Fujita N, Kemper A, Dupree J, Nakayasu H, Bartsch U, Schachner M, Maeda N, Suzuki K, Popko B
Neuroscience Center, University of North Carolina at Chapel Hill, Chapel Hill, North Carolina 27599, USA.
J Neurosci. 1998 Mar 15;18(6):1970-8. doi: 10.1523/JNEUROSCI.18-06-01970.1998.
The myelin-associated glycoprotein (MAG) is a member of the immunoglobulin gene superfamily and is thought to play a critical role in the interaction of myelinating glial cells with the axon. Myelin from mutant mice incapable of expressing MAG displays various subtle abnormalities in the CNS and degenerates with age in the peripheral nervous system (PNS). Two distinct isoforms, large MAG (L-MAG) and small MAG (S-MAG), are produced through the alternative splicing of the primary MAG transcript.
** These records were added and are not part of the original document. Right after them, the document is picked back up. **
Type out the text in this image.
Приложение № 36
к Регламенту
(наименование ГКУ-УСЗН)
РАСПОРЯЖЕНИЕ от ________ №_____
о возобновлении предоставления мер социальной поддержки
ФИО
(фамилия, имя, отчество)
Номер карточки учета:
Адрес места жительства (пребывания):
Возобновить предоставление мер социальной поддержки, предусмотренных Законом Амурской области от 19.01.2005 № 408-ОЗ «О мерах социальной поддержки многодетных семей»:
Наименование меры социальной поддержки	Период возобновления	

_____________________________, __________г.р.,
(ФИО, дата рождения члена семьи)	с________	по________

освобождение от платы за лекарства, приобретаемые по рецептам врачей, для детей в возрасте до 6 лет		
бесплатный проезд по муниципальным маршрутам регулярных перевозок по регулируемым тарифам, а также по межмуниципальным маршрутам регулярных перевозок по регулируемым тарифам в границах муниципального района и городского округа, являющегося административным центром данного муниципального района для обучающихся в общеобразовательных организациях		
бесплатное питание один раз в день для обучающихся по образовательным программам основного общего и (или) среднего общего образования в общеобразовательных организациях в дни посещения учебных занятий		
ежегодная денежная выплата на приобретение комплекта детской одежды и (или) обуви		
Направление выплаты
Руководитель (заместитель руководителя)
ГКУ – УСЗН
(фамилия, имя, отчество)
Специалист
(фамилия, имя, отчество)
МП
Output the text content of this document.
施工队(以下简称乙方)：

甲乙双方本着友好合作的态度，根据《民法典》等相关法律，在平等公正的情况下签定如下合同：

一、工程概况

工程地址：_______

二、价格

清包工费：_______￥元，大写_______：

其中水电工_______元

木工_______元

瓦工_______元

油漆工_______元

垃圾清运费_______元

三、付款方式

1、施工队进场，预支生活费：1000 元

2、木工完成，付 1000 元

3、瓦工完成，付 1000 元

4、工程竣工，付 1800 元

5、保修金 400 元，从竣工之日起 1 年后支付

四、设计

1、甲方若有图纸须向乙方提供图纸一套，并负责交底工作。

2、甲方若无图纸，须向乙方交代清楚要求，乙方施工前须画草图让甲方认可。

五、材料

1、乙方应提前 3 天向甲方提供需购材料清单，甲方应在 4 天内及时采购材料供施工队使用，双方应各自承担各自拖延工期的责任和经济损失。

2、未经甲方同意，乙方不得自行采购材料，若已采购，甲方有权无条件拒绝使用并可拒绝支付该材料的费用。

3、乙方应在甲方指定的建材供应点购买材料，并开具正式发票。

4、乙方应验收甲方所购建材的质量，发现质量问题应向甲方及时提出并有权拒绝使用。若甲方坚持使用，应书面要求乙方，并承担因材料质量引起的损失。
The cytoplasmic domain of L-MAG contains a unique phosphorylation site and has been shown to associate with the fyn tyrosine kinase. Moreover, L-MAG is expressed abundantly early in the myelination process, possibly indicating an important role in the initial stages of myelination. We have adapted the gene-targeting approach in embryonic stem cells to generate mutant mice that express a truncated form of the L-MAG isoform, eliminating the unique portion of its cytoplasmic domain, but that continue to express S-MAG. Similar to the total MAG knockouts, these animals do not express an overt clinical phenotype. CNS myelin of the L-MAG mutant mice displays most of the pathological abnormalities reported for the total MAG knockouts. In contrast to the null MAG mutants, however, PNS axons and myelin of older L-MAG mutant animals do not degenerate, indicating that S-MAG is sufficient to maintain PNS integrity. These observations demonstrate a differential role of the L-MAG isoform in CNS and PNS myelin.
髓鞘相关糖蛋白(MAG)是免疫球蛋白基因超家族的成员,被认为在髓鞘形成的神经胶质细胞与轴突的相互作用中起关键作用。来自无法表达MAG的突变小鼠的髓鞘在中枢神经系统中表现出各种细微异常,并在周围神经系统(PNS)中随年龄退化。通过初级MAG转录本的可变剪接产生两种不同的异构体,即大MAG(L-MAG)和小MAG(S-MAG)。L-MAG的胞质结构域含有一个独特的磷酸化位点,并且已被证明与fyn酪氨酸激酶相关。此外,L-MAG在髓鞘形成过程的早期大量表达,这可能表明其在髓鞘形成的初始阶段起重要作用。我们采用胚胎干细胞基因靶向方法来生成突变小鼠,这些小鼠表达截短形式的L-MAG异构体,消除其胞质结构域的独特部分,但继续表达S-MAG。与完全敲除MAG的小鼠相似,这些动物没有明显的临床表型。L-MAG突变小鼠的中枢神经系统髓鞘表现出了报道的完全敲除MAG小鼠的大多数病理异常。然而,与MAG基因敲除小鼠不同的是,年龄较大的L-MAG突变动物的周围神经系统轴突和髓鞘不会退化,这表明S-MAG足以维持周围神经系统的完整性。这些观察结果证明了L-MAG异构体在中枢神经系统和周围神经系统髓鞘中的不同作用。